The crypto market returns to a more neutral tone, but remains quiet. The Crypto Fear & Greed Index has risen to 54, a sign of a return to balance after weeks dominated by fear, while prices stabilize. Yet, the most telling signal comes from elsewhere: spot volumes remain close to 400 billion dollars per day, far from the peaks of 600 to 900 billion observed in mid-2025. The contrast is sharp. Charts calm down, traders breathe a little easier, but the crowd does not come back en masse. In this kind of phase, the market advances, but on tiptoes.
Returning to the neutral zone is nothing anecdotal. At the end of 2025, the mood had become frankly defensive, with a drop to levels of extreme fear. Since then, the needle has gradually risen, like a thermometer moving away from fever.
This improvement is first explained by the stabilization of large caps. When Bitcoin and Ethereum stop giving cold sweats to the market, sentiment normalizes mechanically. That does not mean that risk appetite has galloped back.
In reality, “neutral” describes well the current state of mind. It is no longer panic, but it is not euphoria either. The crypto market resembles a waiting room: many watch the screen, few stand up.
Spot volume remains the judge of truth. Without it, an increase can exist, but it often lacks substance. Today, daily trades hover around 400 billion, while the more nervous periods of 2025 regularly exceeded 600 to 900 billion.
This dip tells a simple story: participation is limited. Less turnover means less speculation, but also less liquidity available to absorb large orders. As a result, movements can seem clean… until a shock arrives.
We also see a more selective crypto market. Capital moves, but it does not spread everywhere. In this context, some increases look more like precise positioning than a true generalized “risk-on”.
Bitcoin plays its role as a landmark, not necessarily as an engine. It rises above its late 2025 lows and remains solid, with very visible institutional support via ETFs. The latter even had a notable session, with about 843.6 million dollars of net inflows, including 648 million for BlackRock’s ETF (IBIT).
This support changes the texture of the crypto market. It provides a form of psychological floor. But it does not guarantee an immediate return of retail activity, nor an explosion of spot volumes across the crypto market.
Here is the whole nuance: price stability can coexist with reduced participation. A market can rise “cleanly” without making noise. And sometimes, this silence is a signal in itself.
At the same time, American politics adds a layer of hesitation. On January 15, 2026, a Senate committee postponed discussion on a major market structure bill after Coinbase withdrew support, judging the project “worse than the status quo” on several points, notably around stablecoins and DeFi.

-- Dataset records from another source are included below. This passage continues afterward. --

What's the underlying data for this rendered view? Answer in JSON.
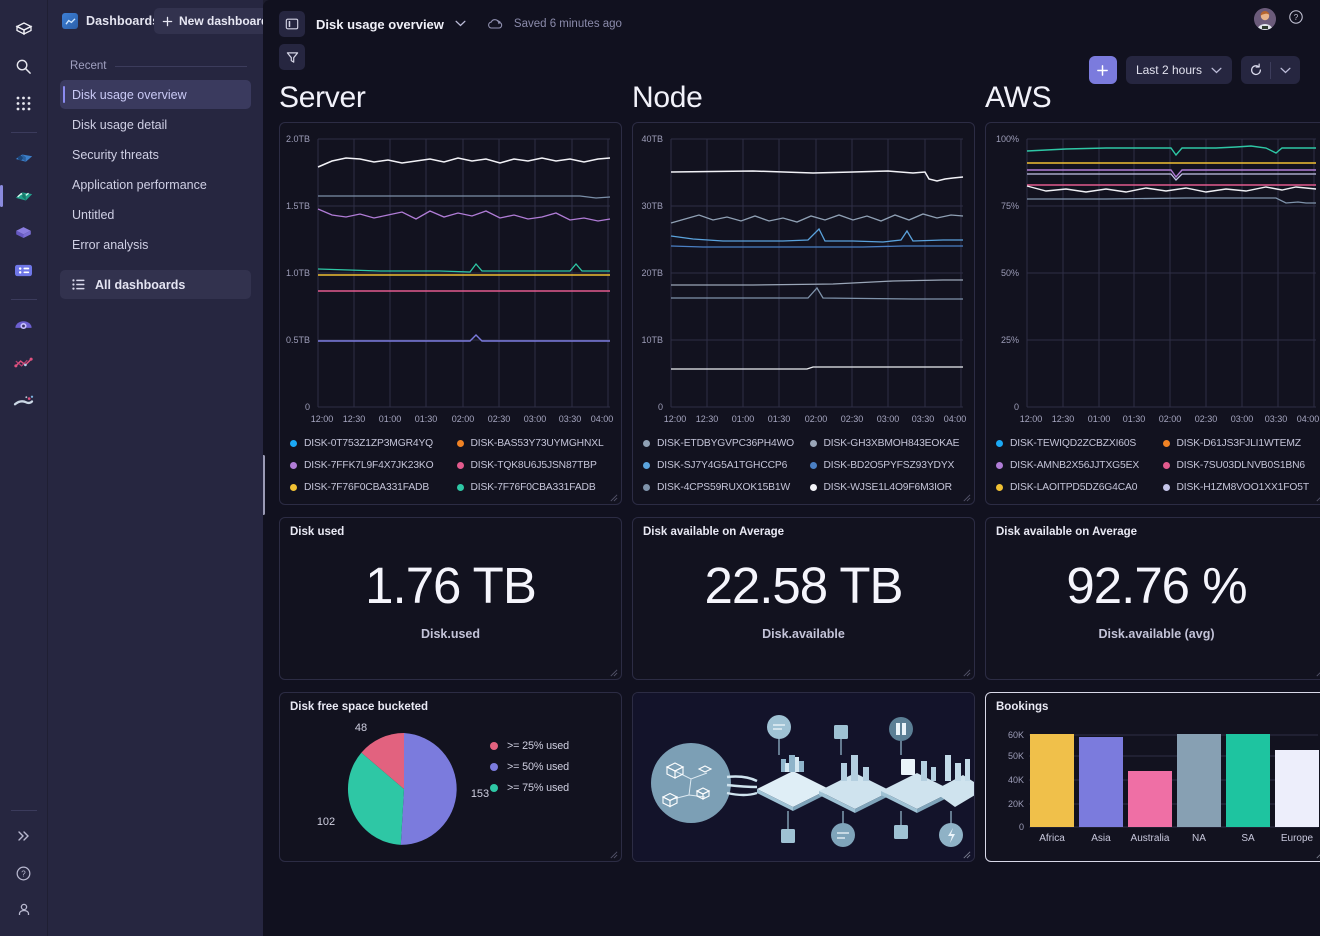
{
  "app": {
    "brand_icon": "cube-logo-icon",
    "header": {
      "dashboards_label": "Dashboards",
      "new_dashboard_label": "New dashboard"
    },
    "rail_icons": [
      {
        "name": "cube-logo-icon"
      },
      {
        "name": "search-icon"
      },
      {
        "name": "app-grid-icon"
      },
      {
        "name": "discover-icon"
      },
      {
        "name": "dashboards-icon"
      },
      {
        "name": "canvas-icon"
      },
      {
        "name": "content-icon"
      },
      {
        "name": "observability-icon"
      },
      {
        "name": "apm-icon"
      },
      {
        "name": "ml-icon"
      }
    ],
    "rail_bottom_icons": [
      {
        "name": "expand-icon"
      },
      {
        "name": "help-icon"
      },
      {
        "name": "account-icon"
      }
    ],
    "avatar_alt": "user-avatar",
    "help_label": "?"
  },
  "sidebar": {
    "section_label": "Recent",
    "items": [
      {
        "label": "Disk usage overview",
        "active": true
      },
      {
        "label": "Disk usage detail",
        "active": false
      },
      {
        "label": "Security threats",
        "active": false
      },
      {
        "label": "Application performance",
        "active": false
      },
      {
        "label": "Untitled",
        "active": false
      },
      {
        "label": "Error analysis",
        "active": false
      }
    ],
    "all_dashboards_label": "All dashboards"
  },
  "toolbar": {
    "dashboard_title": "Disk usage overview",
    "saved_text": "Saved 6 minutes ago",
    "time_range": "Last 2 hours",
    "add_label": "+",
    "panel_toggle_icon": "sidebar-toggle-icon",
    "filter_icon": "filter-icon",
    "refresh_icon": "refresh-icon",
    "cloud_icon": "cloud-saved-icon"
  },
  "sections": [
    {
      "title": "Server"
    },
    {
      "title": "Node"
    },
    {
      "title": "AWS"
    }
  ],
  "chart_data": [
    {
      "id": "server-timeseries",
      "type": "line",
      "title": "Server",
      "xlabel": "",
      "ylabel": "",
      "ylim": [
        0,
        2.0
      ],
      "ytick_labels": [
        "2.0TB",
        "1.5TB",
        "1.0TB",
        "0.5TB",
        "0"
      ],
      "xtick_labels": [
        "12:00",
        "12:30",
        "01:00",
        "01:30",
        "02:00",
        "02:30",
        "03:00",
        "03:30",
        "04:00"
      ],
      "grid": true,
      "legend_position": "bottom",
      "series": [
        {
          "name": "DISK-0T753Z1ZP3MGR4YQ",
          "color": "#1ba9f5",
          "level": 0.54
        },
        {
          "name": "DISK-BAS53Y73UYMGHNXL",
          "color": "#f08224",
          "level": 0.99
        },
        {
          "name": "DISK-7FFK7L9F4X7JK23KO",
          "color": "#b07cd6",
          "level": 1.46
        },
        {
          "name": "DISK-TQK8U6J5JSN87TBP",
          "color": "#e25a8d",
          "level": 0.88
        },
        {
          "name": "DISK-7F76F0CBA331FADB",
          "color": "#f0c033",
          "level": 1.0
        },
        {
          "name": "DISK-7F76F0CBA331FADB",
          "color": "#2ec7a5",
          "level": 1.03
        }
      ],
      "extra_series": [
        {
          "name": "white-top",
          "color": "#f2f2f7",
          "level": 1.79
        },
        {
          "name": "grey-mid",
          "color": "#7b8fa8",
          "level": 1.57
        }
      ]
    },
    {
      "id": "node-timeseries",
      "type": "line",
      "title": "Node",
      "xlabel": "",
      "ylabel": "",
      "ylim": [
        0,
        40
      ],
      "ytick_labels": [
        "40TB",
        "30TB",
        "20TB",
        "10TB",
        "0"
      ],
      "xtick_labels": [
        "12:00",
        "12:30",
        "01:00",
        "01:30",
        "02:00",
        "02:30",
        "03:00",
        "03:30",
        "04:00"
      ],
      "grid": true,
      "legend_position": "bottom",
      "series": [
        {
          "name": "DISK-ETDBYGVPC36PH4WO",
          "color": "#8fa0b4",
          "level": 26.5
        },
        {
          "name": "DISK-GH3XBMOH843EOKAE",
          "color": "#9aa6b8",
          "level": 18.8
        },
        {
          "name": "DISK-SJ7Y4G5A1TGHCCP6",
          "color": "#5ba3dd",
          "level": 22.3
        },
        {
          "name": "DISK-BD2O5PYFSZ93YDYX",
          "color": "#4a7fc4",
          "level": 21.2
        },
        {
          "name": "DISK-4CPS59RUXOK15B1W",
          "color": "#7f93ab",
          "level": 15.9
        },
        {
          "name": "DISK-WJSE1L4O9F6M3IOR",
          "color": "#f2f2f7",
          "level": 35.2
        }
      ],
      "extra_series": [
        {
          "name": "white-low",
          "color": "#eceef2",
          "level": 5.3
        }
      ]
    },
    {
      "id": "aws-timeseries",
      "type": "line",
      "title": "AWS",
      "xlabel": "",
      "ylabel": "",
      "ylim": [
        0,
        100
      ],
      "ytick_labels": [
        "100%",
        "75%",
        "50%",
        "25%",
        "0"
      ],
      "xtick_labels": [
        "12:00",
        "12:30",
        "01:00",
        "01:30",
        "02:00",
        "02:30",
        "03:00",
        "03:30",
        "04:00"
      ],
      "grid": true,
      "legend_position": "bottom",
      "series": [
        {
          "name": "DISK-TEWIQD2ZCBZXI60S",
          "color": "#1ba9f5",
          "level": 88.0
        },
        {
          "name": "DISK-D61JS3FJLI1WTEMZ",
          "color": "#f08224",
          "level": 86.5
        },
        {
          "name": "DISK-AMNB2X56JJTXG5EX",
          "color": "#b07cd6",
          "level": 87.5
        },
        {
          "name": "DISK-7SU03DLNVB0S1BN6",
          "color": "#e25a8d",
          "level": 82.0
        },
        {
          "name": "DISK-LAOITPD5DZ6G4CA0",
          "color": "#f0c033",
          "level": 90.5
        },
        {
          "name": "DISK-H1ZM8VOO1XX1FO5T",
          "color": "#c4c4e8",
          "level": 83.5
        }
      ],
      "extra_series": [
        {
          "name": "teal-top",
          "color": "#2ec7a5",
          "level": 95.5
        },
        {
          "name": "grey-bot",
          "color": "#7f93ab",
          "level": 78.0
        },
        {
          "name": "white-mid",
          "color": "#f0f0f5",
          "level": 81.0
        }
      ]
    },
    {
      "id": "disk-free-space-pie",
      "type": "pie",
      "title": "Disk free space bucketed",
      "labels": [
        ">= 25% used",
        ">= 50% used",
        ">= 75% used"
      ],
      "values": [
        48,
        153,
        102
      ],
      "colors": [
        "#e2627f",
        "#7b7bdd",
        "#2ec7a5"
      ],
      "legend_position": "right"
    },
    {
      "id": "bookings-bar",
      "type": "bar",
      "title": "Bookings",
      "categories": [
        "Africa",
        "Asia",
        "Australia",
        "NA",
        "SA",
        "Europe"
      ],
      "values": [
        63000,
        61000,
        46000,
        63000,
        63500,
        55000
      ],
      "colors": [
        "#f0c04a",
        "#7b7bdd",
        "#ef6fa5",
        "#87a0b3",
        "#1ec4a0",
        "#edeefb"
      ],
      "ytick_labels": [
        "60K",
        "50K",
        "40K",
        "20K",
        "0"
      ],
      "ylim": [
        0,
        65000
      ],
      "xlabel": "",
      "ylabel": "",
      "grid": true,
      "legend_position": "none"
    }
  ],
  "stat_panels": [
    {
      "title": "Disk used",
      "value": "1.76 TB",
      "subtitle": "Disk.used"
    },
    {
      "title": "Disk available on Average",
      "value": "22.58 TB",
      "subtitle": "Disk.available"
    },
    {
      "title": "Disk available on Average",
      "value": "92.76 %",
      "subtitle": "Disk.available (avg)"
    }
  ],
  "image_panel": {
    "alt": "isometric-network-illustration"
  }
}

This type of episode does not always violently drop prices. However, it can freeze decisions. When rules seem close but uncertain, many actors prefer to wait rather than accelerate. And waiting, in markets, often shows up in volumes.
For now, the picture is coherent: calmer sentiment, more stable prices, less aggressive volatility. But without a strong recovery of spot activity, the “recovery” mostly looks like a well-maintained consolidation. The crypto market has not stumbled. It has not started running again yet. Meanwhile, gold and silver continue their record rise amid Fed uncertainty.